Friday, December 26, 2008

Menabung

Aku dari kecil telah terbiasa untuk hidup hemat. Uang saku-ku yang cuma 50 sampai 100 rupiah selalu kusisihkan untuk kutabung di celengan tanah. Biasanya kira-kira setiap 3 bulan sekali aku bersama kakakku selalu memecah celengan untuk kuhitung jumlah rupiah di dalamnya. Uang yang terkumpul selalu kuserahkan ibuku untuk ditabung di tabungan Bank BPD, kakakku punya tabungan Bima, kalau aku lebih memilih Simpeda. Aku merasa bangga punya tabungan sendiri kala itu disaat teman-teman seusiaku selalu menghabiskan uang jajannya dan tidak punya tabungan di Bank. Ibuku selalu berpesan kalau tabunganku itu untuk biaya kuliahku kelak di Perguruan Tinggi. Aku bukanlah anak orang yang kaya raya, tapi Alhamdulillah hidupku selalu berkecukupan dari kecil hingga kini.
Krisis Ekonomi tahun 1998 jelas menggerus nilai riil dari tabunganku. Tabunganku yang kira-kira pada saat itu sejumlah 1juta rupiah yang sebelum krisis setara dengan US$500 karena anjloknya nilai rupiah sampai ke level stabil sekitar 10000 per satu dollar amerika maka nilainya hanya menjadi sekitar US$100, maka nilainya menyusut 80%. Bayangkan jika harta kalian mendadak menyusut tinggal 20% saja dari semula.

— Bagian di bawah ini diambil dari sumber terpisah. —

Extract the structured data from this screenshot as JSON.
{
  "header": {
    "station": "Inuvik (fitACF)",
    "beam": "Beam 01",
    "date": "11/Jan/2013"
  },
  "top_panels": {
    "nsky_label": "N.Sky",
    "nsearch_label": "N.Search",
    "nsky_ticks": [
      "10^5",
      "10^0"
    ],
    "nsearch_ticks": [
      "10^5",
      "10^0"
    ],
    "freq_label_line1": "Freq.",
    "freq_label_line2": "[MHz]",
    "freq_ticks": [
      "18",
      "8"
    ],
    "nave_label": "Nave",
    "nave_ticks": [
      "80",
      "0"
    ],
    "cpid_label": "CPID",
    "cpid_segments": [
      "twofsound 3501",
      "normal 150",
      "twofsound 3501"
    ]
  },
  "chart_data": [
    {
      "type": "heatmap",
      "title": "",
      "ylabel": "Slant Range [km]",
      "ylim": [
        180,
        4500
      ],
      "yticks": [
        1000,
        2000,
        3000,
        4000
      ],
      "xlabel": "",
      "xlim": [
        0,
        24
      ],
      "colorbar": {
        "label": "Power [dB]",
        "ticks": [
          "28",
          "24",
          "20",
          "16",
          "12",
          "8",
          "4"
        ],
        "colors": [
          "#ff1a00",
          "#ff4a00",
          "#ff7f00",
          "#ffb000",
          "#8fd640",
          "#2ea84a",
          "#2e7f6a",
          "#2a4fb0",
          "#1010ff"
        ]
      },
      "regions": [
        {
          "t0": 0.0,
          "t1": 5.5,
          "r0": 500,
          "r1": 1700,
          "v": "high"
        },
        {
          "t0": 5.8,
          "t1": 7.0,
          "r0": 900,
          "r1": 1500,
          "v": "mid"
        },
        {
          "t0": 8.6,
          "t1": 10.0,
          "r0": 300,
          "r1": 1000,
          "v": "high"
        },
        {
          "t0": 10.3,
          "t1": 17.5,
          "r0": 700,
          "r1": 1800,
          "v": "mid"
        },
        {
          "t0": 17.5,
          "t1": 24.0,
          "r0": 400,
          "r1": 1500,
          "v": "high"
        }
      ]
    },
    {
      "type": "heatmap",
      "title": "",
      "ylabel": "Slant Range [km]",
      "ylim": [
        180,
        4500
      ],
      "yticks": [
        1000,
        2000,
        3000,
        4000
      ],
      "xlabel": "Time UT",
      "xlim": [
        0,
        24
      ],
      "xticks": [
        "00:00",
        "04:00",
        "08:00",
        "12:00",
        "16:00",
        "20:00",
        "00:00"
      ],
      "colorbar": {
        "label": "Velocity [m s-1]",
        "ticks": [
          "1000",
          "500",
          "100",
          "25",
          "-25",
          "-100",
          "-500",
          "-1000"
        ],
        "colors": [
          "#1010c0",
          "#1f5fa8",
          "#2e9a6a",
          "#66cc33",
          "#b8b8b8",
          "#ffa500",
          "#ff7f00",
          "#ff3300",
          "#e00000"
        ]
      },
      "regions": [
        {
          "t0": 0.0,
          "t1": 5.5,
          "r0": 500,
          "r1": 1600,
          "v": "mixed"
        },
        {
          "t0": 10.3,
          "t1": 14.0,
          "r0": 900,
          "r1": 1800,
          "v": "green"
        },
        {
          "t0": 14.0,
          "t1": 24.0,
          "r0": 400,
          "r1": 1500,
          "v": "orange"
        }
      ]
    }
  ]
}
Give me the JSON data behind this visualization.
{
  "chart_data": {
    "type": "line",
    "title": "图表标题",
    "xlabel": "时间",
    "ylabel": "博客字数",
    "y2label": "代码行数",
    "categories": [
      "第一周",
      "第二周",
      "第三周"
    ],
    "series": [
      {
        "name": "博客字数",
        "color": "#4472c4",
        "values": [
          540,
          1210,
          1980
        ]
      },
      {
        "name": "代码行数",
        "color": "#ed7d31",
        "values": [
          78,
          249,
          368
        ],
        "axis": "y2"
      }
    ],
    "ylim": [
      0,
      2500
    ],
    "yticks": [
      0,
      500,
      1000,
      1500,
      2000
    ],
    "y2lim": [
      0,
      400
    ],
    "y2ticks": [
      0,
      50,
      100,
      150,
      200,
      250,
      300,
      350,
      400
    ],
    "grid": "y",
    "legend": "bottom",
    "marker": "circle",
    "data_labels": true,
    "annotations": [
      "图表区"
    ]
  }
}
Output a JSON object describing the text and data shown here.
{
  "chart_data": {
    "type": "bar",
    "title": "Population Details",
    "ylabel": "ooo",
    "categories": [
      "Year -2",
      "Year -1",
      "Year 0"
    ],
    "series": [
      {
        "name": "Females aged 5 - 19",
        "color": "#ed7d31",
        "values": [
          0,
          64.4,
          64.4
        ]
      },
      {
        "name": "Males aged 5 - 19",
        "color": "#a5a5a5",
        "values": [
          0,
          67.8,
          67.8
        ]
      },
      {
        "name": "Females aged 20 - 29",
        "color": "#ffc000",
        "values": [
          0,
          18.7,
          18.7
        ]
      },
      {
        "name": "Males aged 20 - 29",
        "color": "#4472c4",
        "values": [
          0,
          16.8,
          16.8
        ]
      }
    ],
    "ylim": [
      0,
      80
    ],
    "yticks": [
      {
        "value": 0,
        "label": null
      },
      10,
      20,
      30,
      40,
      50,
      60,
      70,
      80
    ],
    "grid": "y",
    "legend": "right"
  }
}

Kembali lagi ke kebiasaanku menabung, karena krisis 1998 maka tabunganku dan kakakku di BPD dipindah ibuku ke BNI untuk didepositokan karena bunga deposito saat itu tak tanggung-tanggung mencapai sekitar 50% bisa dibayangkan sendiri hasilnya walaupun tak sepadan dengan penyusutan nilai riil tabunganku, aku pun tertarik mendepositokan uang yang sedikit itu.

Kebiasaanku menabung mulai memudar saat aku duduk dibangku SMU dan hal itu diperparah dengan kebiasaanku belanja semasa kuliah. Kebiasaanku nonton di bioskop hampir tiap minggu juga menguras sakuku yang sudah kempes. Untungnya aku nggak punya kebiasaan dugem ataupun merokok. Hobiku keluyuran pakai sepeda motor juga memperparah kocekku karena harus ekstra beli bensin. Aku juga punya kebiasaan buruk yaitu jika aku kepengen suatu barang aku akan berusaha semampuku untuk membelinya, otomatis lagi2 uang tabunganku yang terkuras. Aku masih beruntung jadi jomblo sejak semester 3 jadi berkuranglah bebanku untuk menanggung anak orang, he he....... Sepertinya pengeluaranku semasa kuliah memang besar pasak daripada tiang, uang kiriman dari ibukku hampir selalu habis sebelum akhir bulan, sehingga sedikit demi sedikit aku mengambil uang tabunganku. Aku hampir saja tidak bisa mengontrol pengeluaranku, untung saja aku sedikit-sedikit masih mendapat honor sebagai co-ass praktikum dan beberapa proyek penelitian.

Tahun depan aku kan mulai babak baru kehidupanku. Aku akan mandiri dari segi finansial dan tidak lagi tergantung kiriman ibukku walaupun nggak nolak jika masih dikirimi, he he...... Apakah aku mampu mengelola sumber finansialku seperti yang kupelajari dalam kuliah manajemen keuangan? Apakah aku bisa menjadi financial advisor bagi diriku sendiri?????? Apakah pula sertifikasi manajer investasi dan wealth management yang kumiliki akan berlaku untuk kehidupanku? Ku kan melihatnya tahun depan.